#All the world's knowledge, in yer mongodb get a crazy-ass 10Gb wikipedia xml dump straight into mongo, without thinking, without loading it into memory, and without any intermediate files, grepping, or nonsense.
this library uses xml-stream to navigate the large xml file, and wtf_wikipedia to parse the article contents into pretty JSON.
Using these tools, you can get a queryable wikipedia on a laptop in an afternoon.
dependency node-expat requires node <= v0.10.33
The Afrikaans wikipedia (only 33 556 artikels) only takes a few minutes to download, and 10 mins to load into mongo on a macbook.
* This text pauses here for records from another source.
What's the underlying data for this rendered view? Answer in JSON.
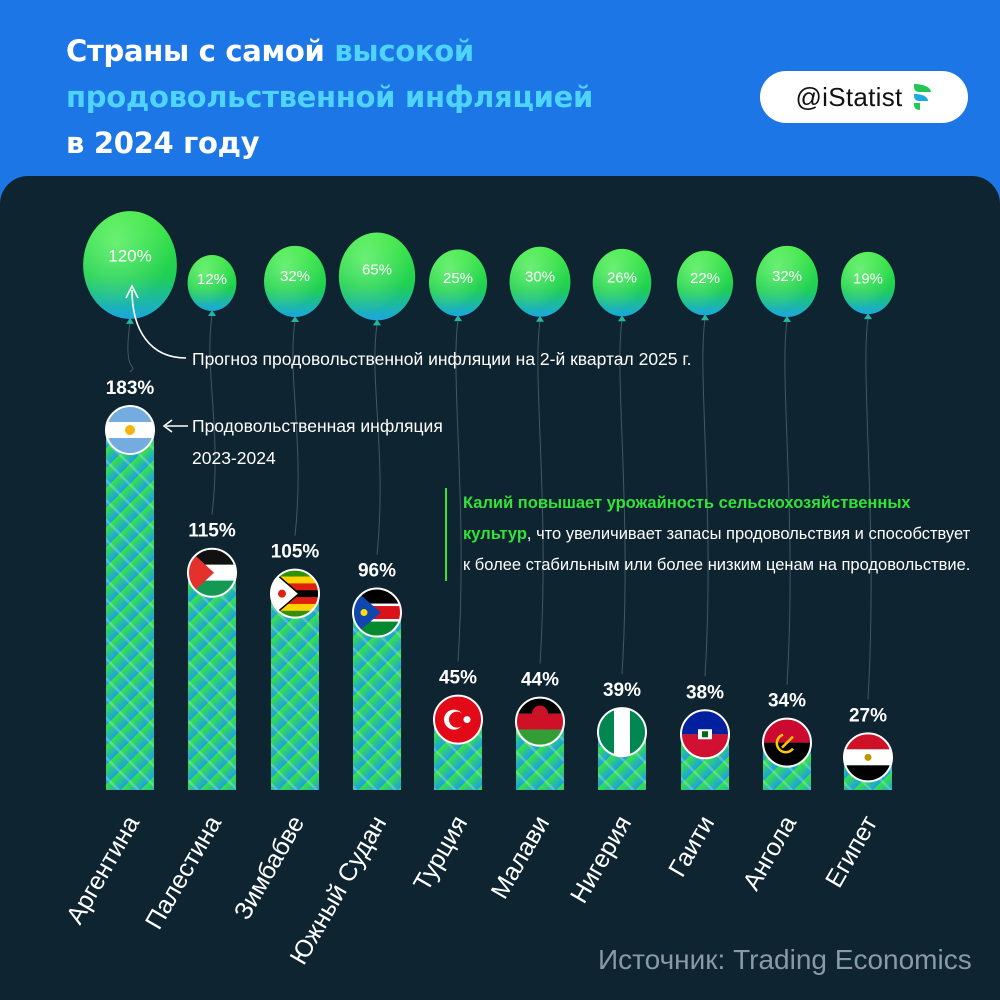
{
  "header": {
    "title_part1": "Страны с самой ",
    "title_highlight": "высокой продовольственной инфляцией",
    "title_part2": "в 2024 году",
    "brand": "@iStatist"
  },
  "annotations": {
    "forecast": "Прогноз продовольственной инфляции на 2-й квартал 2025 г.",
    "actual_line1": "Продовольственная инфляция",
    "actual_line2": "2023-2024"
  },
  "note": {
    "highlight": "Калий повышает урожайность сельскохозяйственных культур",
    "rest": ", что увеличивает запасы продовольствия и способствует к более стабильным или более низким ценам на продовольствие."
  },
  "source": "Источник: Trading Economics",
  "colors": {
    "accent_green": "#33e23a",
    "accent_blue": "#4fd3ff",
    "background_top": "#1d76e6",
    "panel": "#0e2430"
  },
  "chart_data": {
    "type": "bar",
    "categories": [
      "Аргентина",
      "Палестина",
      "Зимбабве",
      "Южный Судан",
      "Турция",
      "Малави",
      "Нигерия",
      "Гаити",
      "Ангола",
      "Египет"
    ],
    "series": [
      {
        "name": "Продовольственная инфляция 2023-2024",
        "values": [
          183,
          115,
          105,
          96,
          45,
          44,
          39,
          38,
          34,
          27
        ],
        "labels": [
          "183%",
          "115%",
          "105%",
          "96%",
          "45%",
          "44%",
          "39%",
          "38%",
          "34%",
          "27%"
        ]
      },
      {
        "name": "Прогноз продовольственной инфляции на 2-й квартал 2025 г.",
        "values": [
          120,
          12,
          32,
          65,
          25,
          30,
          26,
          22,
          32,
          19
        ],
        "labels": [
          "120%",
          "12%",
          "32%",
          "65%",
          "25%",
          "30%",
          "26%",
          "22%",
          "32%",
          "19%"
        ]
      }
    ],
    "flags": [
      "argentina-flag-icon",
      "palestine-flag-icon",
      "zimbabwe-flag-icon",
      "south-sudan-flag-icon",
      "turkey-flag-icon",
      "malawi-flag-icon",
      "nigeria-flag-icon",
      "haiti-flag-icon",
      "angola-flag-icon",
      "egypt-flag-icon"
    ]
  }
}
wget https://dumps.wikimedia.org/afwiki/latest/afwiki-latest-pages-articles.xml.bz2 #(38mb, couple minutes)
bunzip2 ./afwiki-latest-pages-articles.xml.bz2 #(180mb, couple seconds)
node index.js afwiki-latest-pages-articles.xml #(couple minutes)
yahoo!
to view your data now,
mongo
use af_wikipedia
//shows a random page
db.wikipedia.find().skip(200).limit(2)
//count the redirects (~4,000 in afrikaans)
db.wikipedia.count({type:"redirect"})
//find a specific page
db.wikipedia.findOne({title:"Toronto"}).categories
the english wikipedia will work under the same process, just a little slower.